La Reynolds dice che «Un modo ovvio per ridurre le emissioni agricole è  che le persone a riducano al minimo il loro consumo di carne e latticini. Ciò contribuirebbe a stabilizzare o ridurre le popolazioni di bestiame, a diminuire la pressione per trasformare  ulteriori terreni per il bestiame ed a  ridurre la percentuale di granaglie che vengono coltivate per l'alimentazione del bestiame anziché per il consumo umano diretto. Gli agricoltori e i proprietari terrieri hanno numerose opportunità per mitigare questi impatti e, certamente, ottenere co-benefits ambientali ed anche economici. Ad esempio, applicando fertilizzanti più efficienti, precise e nei momenti in cui le piante possono assorbirli può ridurre significativamente le emissioni di ossido nitroso riducendo i costi del fertilizzante. Piantare campi incolti con colture di leguminose che fissano l'azoto, come la soia, l'erba medica e il trifoglio, può anche ricostruire naturalmente l'azoto e altri nutrienti nel suolo.

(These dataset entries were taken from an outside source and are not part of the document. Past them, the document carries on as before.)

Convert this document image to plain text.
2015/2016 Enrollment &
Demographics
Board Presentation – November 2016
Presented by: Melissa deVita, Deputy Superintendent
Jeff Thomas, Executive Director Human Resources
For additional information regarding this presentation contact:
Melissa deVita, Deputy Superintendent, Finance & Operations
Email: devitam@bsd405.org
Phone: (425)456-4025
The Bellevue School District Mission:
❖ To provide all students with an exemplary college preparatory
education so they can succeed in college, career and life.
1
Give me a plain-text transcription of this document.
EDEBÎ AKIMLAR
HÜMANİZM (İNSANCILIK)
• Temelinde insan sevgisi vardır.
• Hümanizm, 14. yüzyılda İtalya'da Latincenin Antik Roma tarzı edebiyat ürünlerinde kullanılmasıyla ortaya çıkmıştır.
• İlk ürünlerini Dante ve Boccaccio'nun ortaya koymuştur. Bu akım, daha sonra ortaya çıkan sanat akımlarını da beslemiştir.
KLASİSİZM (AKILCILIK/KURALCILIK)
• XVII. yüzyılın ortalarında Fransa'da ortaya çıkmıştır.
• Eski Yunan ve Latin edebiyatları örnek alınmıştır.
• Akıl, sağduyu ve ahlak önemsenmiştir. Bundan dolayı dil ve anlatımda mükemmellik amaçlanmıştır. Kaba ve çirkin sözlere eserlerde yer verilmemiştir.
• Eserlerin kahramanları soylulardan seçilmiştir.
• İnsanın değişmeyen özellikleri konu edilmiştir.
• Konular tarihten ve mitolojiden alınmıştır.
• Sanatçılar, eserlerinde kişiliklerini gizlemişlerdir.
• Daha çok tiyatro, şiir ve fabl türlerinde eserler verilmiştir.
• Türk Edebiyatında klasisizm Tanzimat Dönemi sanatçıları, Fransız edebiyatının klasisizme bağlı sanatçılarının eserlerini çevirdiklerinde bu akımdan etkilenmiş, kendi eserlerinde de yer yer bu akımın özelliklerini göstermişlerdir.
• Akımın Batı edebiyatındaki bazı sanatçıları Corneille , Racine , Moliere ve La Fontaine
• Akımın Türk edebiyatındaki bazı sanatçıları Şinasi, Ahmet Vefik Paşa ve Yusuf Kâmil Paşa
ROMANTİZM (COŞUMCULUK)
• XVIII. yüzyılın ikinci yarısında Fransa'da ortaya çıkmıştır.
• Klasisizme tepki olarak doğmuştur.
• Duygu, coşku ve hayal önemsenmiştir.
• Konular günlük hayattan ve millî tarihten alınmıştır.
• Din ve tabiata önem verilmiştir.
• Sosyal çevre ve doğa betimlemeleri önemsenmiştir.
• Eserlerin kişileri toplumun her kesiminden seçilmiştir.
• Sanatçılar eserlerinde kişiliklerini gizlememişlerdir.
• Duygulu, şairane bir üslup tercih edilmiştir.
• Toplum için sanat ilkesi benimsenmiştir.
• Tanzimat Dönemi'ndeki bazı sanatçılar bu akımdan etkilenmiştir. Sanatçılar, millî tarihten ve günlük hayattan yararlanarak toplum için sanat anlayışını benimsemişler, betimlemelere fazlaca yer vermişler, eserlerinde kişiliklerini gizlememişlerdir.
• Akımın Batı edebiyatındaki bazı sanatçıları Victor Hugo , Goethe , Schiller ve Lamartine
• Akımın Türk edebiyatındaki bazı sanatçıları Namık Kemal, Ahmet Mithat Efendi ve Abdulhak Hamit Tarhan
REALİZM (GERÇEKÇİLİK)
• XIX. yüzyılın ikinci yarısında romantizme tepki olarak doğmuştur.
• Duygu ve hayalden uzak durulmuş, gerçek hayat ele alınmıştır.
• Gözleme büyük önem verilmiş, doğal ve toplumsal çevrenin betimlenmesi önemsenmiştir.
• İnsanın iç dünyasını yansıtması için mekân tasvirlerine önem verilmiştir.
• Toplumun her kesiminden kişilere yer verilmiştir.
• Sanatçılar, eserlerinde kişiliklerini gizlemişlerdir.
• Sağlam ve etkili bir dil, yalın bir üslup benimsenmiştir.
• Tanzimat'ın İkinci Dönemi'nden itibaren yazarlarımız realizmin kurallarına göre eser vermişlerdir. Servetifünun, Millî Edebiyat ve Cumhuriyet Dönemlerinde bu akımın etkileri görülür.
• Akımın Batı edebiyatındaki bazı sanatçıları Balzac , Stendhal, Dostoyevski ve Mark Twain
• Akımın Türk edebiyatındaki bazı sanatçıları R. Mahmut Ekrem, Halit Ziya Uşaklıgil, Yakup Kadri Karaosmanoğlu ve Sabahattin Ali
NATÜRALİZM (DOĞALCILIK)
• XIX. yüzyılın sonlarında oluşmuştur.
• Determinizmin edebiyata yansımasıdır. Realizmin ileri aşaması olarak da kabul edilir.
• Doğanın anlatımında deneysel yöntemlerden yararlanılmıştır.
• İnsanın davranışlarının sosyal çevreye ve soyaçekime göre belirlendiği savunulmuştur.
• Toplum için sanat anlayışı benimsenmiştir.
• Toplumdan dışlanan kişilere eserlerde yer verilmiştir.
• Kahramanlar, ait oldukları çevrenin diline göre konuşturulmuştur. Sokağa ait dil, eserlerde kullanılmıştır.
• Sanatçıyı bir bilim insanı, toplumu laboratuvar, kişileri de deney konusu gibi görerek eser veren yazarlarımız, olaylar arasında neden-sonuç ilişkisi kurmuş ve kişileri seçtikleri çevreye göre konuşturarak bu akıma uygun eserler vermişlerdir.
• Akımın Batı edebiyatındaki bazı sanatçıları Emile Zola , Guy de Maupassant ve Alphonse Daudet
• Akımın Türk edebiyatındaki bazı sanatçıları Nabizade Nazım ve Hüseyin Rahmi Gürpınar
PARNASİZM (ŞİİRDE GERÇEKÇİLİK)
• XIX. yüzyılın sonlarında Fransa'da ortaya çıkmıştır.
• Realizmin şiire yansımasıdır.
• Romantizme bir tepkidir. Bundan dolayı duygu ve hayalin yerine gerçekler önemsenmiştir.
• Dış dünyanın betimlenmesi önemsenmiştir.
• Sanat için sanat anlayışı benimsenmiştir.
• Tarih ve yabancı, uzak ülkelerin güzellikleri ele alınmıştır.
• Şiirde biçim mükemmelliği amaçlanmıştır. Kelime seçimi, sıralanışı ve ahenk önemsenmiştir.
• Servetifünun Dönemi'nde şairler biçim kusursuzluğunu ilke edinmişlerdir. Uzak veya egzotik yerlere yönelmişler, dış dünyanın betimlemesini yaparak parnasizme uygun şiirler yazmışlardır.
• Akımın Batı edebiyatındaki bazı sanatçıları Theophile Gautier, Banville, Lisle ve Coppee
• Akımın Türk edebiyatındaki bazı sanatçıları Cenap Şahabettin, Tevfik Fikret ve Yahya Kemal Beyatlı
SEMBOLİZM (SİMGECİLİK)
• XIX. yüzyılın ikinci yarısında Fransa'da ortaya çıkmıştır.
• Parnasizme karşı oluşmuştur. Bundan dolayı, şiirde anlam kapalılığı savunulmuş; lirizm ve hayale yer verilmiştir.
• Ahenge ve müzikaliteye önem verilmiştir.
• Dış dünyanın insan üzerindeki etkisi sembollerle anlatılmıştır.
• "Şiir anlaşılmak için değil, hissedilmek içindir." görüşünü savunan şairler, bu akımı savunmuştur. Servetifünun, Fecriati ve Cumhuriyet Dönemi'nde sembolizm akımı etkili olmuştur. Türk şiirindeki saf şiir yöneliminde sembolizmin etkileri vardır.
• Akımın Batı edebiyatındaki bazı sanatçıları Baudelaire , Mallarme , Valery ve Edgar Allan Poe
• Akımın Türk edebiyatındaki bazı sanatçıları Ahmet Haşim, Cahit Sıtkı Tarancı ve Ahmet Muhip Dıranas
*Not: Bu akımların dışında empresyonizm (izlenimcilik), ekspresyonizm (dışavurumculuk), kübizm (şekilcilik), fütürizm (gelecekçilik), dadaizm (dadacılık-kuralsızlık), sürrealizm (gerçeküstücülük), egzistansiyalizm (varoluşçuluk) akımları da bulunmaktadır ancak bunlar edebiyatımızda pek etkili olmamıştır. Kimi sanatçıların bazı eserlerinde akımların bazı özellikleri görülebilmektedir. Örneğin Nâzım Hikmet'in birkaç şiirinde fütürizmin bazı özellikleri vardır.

Far crescere alberi e piante perenni legnose sui terreni può sequestrare il carbonio e contemporaneamente aiutare a ripristinare i suoli, ridurre la contaminazione dell'acqua e fornire benefici agli habitat della fauna selvatica. Anche ridurre la lavorazione del terreno può ricostruire i terreni, riducendo le emissioni di gas serra. Alcune pratiche possono anche comportare un aumento del reddito per gli agricoltori: i programmi di "cap-and-trade" consentono agli agricoltori di monetizzare e vendere alcune pratiche di sequestro, mentre i programmi governativi, come l'U.S. Conservation Reserve Program, pagano gli agricoltori per mettere a riposo alcuni dei loro terreni per un recupero a lungo termine. Come dettagliato nel rapporto Worldwatch "Innovations in Sustainable Agriculture: Supporting Climate-Friendly Food Production" del 2012, molte pratiche di mitigazione utilizzano tecnologie esistenti e accessibili e possono essere attuate immediatamente».